ICICI Securities Q3 net profit up 36% to `137 cr
New Delhi: ICICI Securities, the investment services arm of ICICI Group, on Monday reported a 36 per cent rise in consolidated profit to Rs 137 crore for the third quarter of 2019-20. In comparison, the company's profit stood at Rs 101.1 crore in the October-December quarter of 2018-19, ICICI Securities said in a regulatory filing. The company's total income also rose to Rs 422.12 crore, compared with Rs 404.7 crore in the third quarter of the previous fiscal.
Rise in profit was on account of growth in revenue, reduction in expenses, and changes in statutory tax rates, it said.
During the quarter, ICICI Securities' revenues from retail equities and allied business climbed 5 per cent to Rs 228 crore from Rs 216 crore in the year-ago period.
I-Sec, which is a retail led equity franchise, distributor of financial products, and investment banker, has 4.7 million operational accounts, of which about 94,000 were added during the quarter.
"We continued to focus on executing our strategy of offering appropriate products and solutions to varied clientele across a spectrum of needs. We are continuously working towards building for the future with client interest at the center and a keen focus on using digitization to contain cost, enhance productivity and efficiency.
"During the quarter, we saw an uptick in retail participation due to large, mid, and small caps participating in the rally, and If the momentum in the broader market sustains, it will be beneficial for a franchise like ours," the company's MD and CEO Vijay Chandok said.

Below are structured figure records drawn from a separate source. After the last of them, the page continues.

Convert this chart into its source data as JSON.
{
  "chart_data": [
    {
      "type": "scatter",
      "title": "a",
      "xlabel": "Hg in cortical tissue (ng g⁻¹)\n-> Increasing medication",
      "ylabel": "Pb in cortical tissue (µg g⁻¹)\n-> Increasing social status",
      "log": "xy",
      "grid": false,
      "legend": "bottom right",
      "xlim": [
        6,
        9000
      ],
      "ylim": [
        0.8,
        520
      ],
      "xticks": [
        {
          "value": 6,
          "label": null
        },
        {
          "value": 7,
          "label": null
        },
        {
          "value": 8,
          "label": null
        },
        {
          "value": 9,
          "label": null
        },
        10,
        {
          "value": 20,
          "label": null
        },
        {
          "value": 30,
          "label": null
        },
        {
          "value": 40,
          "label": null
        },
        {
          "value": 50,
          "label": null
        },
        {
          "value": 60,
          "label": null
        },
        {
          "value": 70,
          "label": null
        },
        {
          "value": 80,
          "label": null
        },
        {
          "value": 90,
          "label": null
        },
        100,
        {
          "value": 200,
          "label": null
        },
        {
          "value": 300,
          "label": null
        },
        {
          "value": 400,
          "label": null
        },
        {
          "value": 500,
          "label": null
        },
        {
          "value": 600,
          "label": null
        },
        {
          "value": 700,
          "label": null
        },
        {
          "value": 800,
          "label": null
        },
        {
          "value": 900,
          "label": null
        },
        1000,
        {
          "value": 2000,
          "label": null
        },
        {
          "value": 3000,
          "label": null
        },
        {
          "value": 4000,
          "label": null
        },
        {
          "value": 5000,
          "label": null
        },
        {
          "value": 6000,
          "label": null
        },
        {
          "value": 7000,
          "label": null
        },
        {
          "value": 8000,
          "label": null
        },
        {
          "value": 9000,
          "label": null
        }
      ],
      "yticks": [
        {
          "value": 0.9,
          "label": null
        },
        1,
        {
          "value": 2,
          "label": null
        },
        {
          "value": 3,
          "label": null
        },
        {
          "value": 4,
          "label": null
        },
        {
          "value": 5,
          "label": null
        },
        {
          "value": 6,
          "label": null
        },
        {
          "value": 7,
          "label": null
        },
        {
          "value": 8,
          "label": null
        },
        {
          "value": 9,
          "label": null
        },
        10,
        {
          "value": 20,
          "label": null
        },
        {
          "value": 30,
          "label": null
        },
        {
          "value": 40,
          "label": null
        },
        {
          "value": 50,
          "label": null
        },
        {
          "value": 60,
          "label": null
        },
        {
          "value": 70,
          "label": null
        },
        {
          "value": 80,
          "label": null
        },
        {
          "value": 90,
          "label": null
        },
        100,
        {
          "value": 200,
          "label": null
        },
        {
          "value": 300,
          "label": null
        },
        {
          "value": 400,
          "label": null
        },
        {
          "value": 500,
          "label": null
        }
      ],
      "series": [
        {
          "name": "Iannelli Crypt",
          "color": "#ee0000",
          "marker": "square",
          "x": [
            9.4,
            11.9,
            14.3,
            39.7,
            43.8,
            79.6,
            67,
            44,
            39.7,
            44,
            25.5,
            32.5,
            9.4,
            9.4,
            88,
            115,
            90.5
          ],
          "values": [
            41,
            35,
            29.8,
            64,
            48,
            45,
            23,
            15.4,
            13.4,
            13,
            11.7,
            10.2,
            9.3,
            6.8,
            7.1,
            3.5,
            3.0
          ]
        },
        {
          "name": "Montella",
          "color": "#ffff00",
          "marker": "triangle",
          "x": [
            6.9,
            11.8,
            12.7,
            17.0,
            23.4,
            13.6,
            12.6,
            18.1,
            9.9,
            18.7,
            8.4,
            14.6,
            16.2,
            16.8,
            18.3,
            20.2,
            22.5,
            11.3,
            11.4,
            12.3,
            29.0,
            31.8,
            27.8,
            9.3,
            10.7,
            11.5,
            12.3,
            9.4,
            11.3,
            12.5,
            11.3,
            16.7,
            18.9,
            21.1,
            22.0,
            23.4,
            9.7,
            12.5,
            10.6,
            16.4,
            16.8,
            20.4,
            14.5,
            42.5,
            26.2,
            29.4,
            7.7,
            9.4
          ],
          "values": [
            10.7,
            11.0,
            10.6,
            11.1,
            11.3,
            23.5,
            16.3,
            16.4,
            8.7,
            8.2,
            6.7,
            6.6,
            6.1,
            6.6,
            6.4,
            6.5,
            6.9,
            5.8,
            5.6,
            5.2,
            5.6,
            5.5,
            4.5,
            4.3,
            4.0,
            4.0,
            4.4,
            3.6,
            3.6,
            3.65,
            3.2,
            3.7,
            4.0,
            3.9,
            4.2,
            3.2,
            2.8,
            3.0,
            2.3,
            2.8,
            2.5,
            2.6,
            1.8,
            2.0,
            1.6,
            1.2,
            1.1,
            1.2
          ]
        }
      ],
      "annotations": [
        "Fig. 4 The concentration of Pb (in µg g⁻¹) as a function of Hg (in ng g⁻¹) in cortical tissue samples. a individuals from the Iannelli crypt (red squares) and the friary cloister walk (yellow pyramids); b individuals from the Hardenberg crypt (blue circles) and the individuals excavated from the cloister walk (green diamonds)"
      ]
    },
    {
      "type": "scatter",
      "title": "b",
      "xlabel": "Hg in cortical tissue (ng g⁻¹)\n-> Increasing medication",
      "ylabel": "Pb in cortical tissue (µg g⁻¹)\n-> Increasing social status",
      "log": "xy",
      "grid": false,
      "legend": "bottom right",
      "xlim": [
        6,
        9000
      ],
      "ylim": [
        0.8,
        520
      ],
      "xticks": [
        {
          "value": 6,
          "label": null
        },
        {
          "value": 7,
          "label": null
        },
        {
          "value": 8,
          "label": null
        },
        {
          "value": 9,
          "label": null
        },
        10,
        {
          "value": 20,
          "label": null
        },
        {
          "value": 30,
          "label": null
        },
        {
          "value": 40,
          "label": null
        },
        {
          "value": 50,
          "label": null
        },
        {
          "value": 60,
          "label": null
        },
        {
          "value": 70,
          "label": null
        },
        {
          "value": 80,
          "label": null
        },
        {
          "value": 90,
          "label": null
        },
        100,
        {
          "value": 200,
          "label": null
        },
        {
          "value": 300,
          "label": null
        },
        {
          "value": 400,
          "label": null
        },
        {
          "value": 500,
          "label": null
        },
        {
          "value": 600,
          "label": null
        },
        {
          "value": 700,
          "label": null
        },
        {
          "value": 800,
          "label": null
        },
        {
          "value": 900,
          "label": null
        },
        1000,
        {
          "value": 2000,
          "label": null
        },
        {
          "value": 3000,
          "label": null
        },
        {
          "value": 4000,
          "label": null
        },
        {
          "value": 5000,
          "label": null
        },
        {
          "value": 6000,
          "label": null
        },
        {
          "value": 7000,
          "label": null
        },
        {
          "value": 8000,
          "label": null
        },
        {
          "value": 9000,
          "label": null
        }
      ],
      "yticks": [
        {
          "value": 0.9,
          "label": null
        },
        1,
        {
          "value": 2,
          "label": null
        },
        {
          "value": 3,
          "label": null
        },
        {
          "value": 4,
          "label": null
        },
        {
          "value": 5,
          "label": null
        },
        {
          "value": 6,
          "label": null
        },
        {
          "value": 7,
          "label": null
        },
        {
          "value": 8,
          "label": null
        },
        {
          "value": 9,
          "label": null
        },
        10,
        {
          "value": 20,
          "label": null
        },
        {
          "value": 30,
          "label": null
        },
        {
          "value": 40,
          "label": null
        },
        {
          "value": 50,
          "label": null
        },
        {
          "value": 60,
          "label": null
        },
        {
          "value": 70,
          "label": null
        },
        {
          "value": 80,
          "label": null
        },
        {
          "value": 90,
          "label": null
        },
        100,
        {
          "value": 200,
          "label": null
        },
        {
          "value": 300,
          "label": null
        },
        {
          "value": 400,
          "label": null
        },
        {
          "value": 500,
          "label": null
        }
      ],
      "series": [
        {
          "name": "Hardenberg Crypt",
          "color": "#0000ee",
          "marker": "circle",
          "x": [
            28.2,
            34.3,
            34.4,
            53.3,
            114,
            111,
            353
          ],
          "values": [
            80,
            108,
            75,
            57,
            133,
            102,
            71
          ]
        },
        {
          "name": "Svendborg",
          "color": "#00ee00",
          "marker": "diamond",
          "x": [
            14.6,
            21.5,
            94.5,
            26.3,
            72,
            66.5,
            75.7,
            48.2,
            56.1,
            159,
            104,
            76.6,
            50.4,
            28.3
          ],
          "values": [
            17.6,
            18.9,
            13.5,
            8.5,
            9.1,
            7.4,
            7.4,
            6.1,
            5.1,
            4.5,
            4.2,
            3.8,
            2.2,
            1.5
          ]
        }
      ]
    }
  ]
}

He said that in the current environment, where investors are looking for trust, transparency, and safety especially in the light of recent market developments, the company is well positioned to capitalise on it. The company's revenue from investment banking plunged by 31 per cent to Rs 18 crore in the quarter under review primarily due to lower number of high value deals. Besides, revenue from distribution business slipped 4 per cent to Rs 103 crore due to the anticipated reduction arising due to changes in regulations pertaining to mutual fund distribution.